You’d think Granite State lawmakers would fight back. They should embrace local control of the things we buy and put a “right to repair” into state law, ensuring that people are free to fix or improve our stuff – or break it if you’re a fumble-fingered doofus like me, but that’s the cost of liberty.

Instead, the Legislature has repeatedly bowed to claims that this would interfere with existing business models and, like virtually all American lawmakers, killed bills to make it even a little bit easier for people to work on things we’ve paid money to own. That’s not going to change in 2022 since no right-to-repair bills have been introduced and the GOP-dominated legislature shows no sign of listening to concerns like this.

So it was a pleasant surprise – shock, really – when one of the worst corporate offenders did a sudden 180 earlier this month. Apple, which had already taken back its broken-FaceTime decision in the face of public outrage, announced that it would sell spare parts and tools so people could do some repairs, and would also supply necessary documentation.

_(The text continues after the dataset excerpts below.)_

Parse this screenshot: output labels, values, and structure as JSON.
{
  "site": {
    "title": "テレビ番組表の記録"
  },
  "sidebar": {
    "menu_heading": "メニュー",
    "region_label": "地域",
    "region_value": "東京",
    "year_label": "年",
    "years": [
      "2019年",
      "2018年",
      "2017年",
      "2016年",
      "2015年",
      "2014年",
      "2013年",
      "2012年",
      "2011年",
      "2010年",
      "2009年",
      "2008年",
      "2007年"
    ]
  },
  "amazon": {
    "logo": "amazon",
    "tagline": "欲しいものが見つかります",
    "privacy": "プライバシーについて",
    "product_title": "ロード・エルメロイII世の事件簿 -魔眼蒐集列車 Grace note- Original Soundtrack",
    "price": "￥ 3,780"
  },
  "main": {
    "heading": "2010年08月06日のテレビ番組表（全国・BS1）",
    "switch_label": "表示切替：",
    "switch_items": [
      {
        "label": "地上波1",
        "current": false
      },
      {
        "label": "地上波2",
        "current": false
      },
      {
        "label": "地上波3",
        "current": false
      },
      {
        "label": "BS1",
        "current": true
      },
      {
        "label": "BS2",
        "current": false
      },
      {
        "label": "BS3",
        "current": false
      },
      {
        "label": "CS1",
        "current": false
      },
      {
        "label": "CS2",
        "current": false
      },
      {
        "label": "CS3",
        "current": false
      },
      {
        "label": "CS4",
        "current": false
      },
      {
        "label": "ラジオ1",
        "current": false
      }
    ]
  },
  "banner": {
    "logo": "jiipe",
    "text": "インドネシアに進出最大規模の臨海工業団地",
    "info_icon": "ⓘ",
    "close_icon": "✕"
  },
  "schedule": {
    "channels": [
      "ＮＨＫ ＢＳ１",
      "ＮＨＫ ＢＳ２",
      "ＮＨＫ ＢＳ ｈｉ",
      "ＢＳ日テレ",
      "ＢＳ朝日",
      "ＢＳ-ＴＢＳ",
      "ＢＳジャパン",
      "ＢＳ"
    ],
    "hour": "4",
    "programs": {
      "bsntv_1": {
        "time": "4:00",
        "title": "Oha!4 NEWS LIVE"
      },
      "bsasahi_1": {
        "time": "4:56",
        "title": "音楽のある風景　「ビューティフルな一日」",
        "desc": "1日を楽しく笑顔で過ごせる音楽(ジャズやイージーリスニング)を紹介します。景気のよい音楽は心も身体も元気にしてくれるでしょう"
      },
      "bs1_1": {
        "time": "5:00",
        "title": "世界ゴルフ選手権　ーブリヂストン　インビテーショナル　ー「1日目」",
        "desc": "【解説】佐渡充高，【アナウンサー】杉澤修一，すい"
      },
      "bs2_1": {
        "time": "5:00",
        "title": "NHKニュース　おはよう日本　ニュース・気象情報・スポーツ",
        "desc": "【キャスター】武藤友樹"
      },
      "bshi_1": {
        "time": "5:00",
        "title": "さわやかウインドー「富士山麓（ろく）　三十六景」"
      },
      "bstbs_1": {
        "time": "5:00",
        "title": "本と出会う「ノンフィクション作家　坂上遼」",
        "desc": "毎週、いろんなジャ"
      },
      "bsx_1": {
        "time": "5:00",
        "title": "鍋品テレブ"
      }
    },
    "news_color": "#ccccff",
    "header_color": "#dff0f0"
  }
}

It was the rough equivalent of PETA opening a chain of barbeque joints or Tesla supporting widespread bus ridership.

“This may or may not be of significant value to consumers, but it is enormously valuable to those of us supporting Right to Repair. It’s a giant cave. On the heels of Microsoft announcing they will be working towards more repairable product designs, its looking like we’re making big tech uncomfortable enough to take action,” is how Gay Gordon-Byrne, executive director of The Repair Association, put it to me in an email. That group, at repair.org, is at the center of the movement.

“The important part is not the details, but that they had previously insisted that they were saving consumers from harm and cyber security by blocking repair.  The FTC had already called ‘balderdash’ on that tactic and even if lobbyists continue to push the argument, its very clear that the argument doesn’t hold water.  I think I recall much the same being stated in testimony in N.H.,” he wrote.

Indeed it was. Here’s how I put it in a 2019 article about a State House hearing on a right-to-repair bill that eventually died:

“If you want to be terrified about living in your own house, may I suggest you attend a legislative hearing about right-to-repair laws.  … You will learn from industry representatives that you can be killed or maimed by your smoke alarm (if it fails), your refrigerator (if food spoils because the door-was-left-open alarm doesn’t work), your washing machine (if the lid lock is disabled and you fall inside), your cooking range (if heating controls go awry) and almost anything with a lithium-ion battery.”

It is, of course, true that letting people tinker with devices will produce some bad results, just like when you let people ride motorcycles without helmets. But that doesn’t seem enough of a reason to limit our freedom.

Increasingly these days, private corporations rather than our elected government are setting the pace for public action. I’m not a fan of that change but this might be an exception that proves the rule. If other companies follow Apple’s lead, lawmakers’ foot-dragging matters less.

But it still matters. Amid the celebration in right-to-repair land there’s a lot of wariness about Apple’s decision. Author Cory Doctorow put it this way: “They didn’t give ground because they see independent repair as a legitimate or desirable activity — they capitulated because open, declared war on repair was costing the company more than it extracted from monopoly repair price-gouging.”

If the spreadsheet calculation changes down the road, so will Apple’s decision. Enjoy it while you can.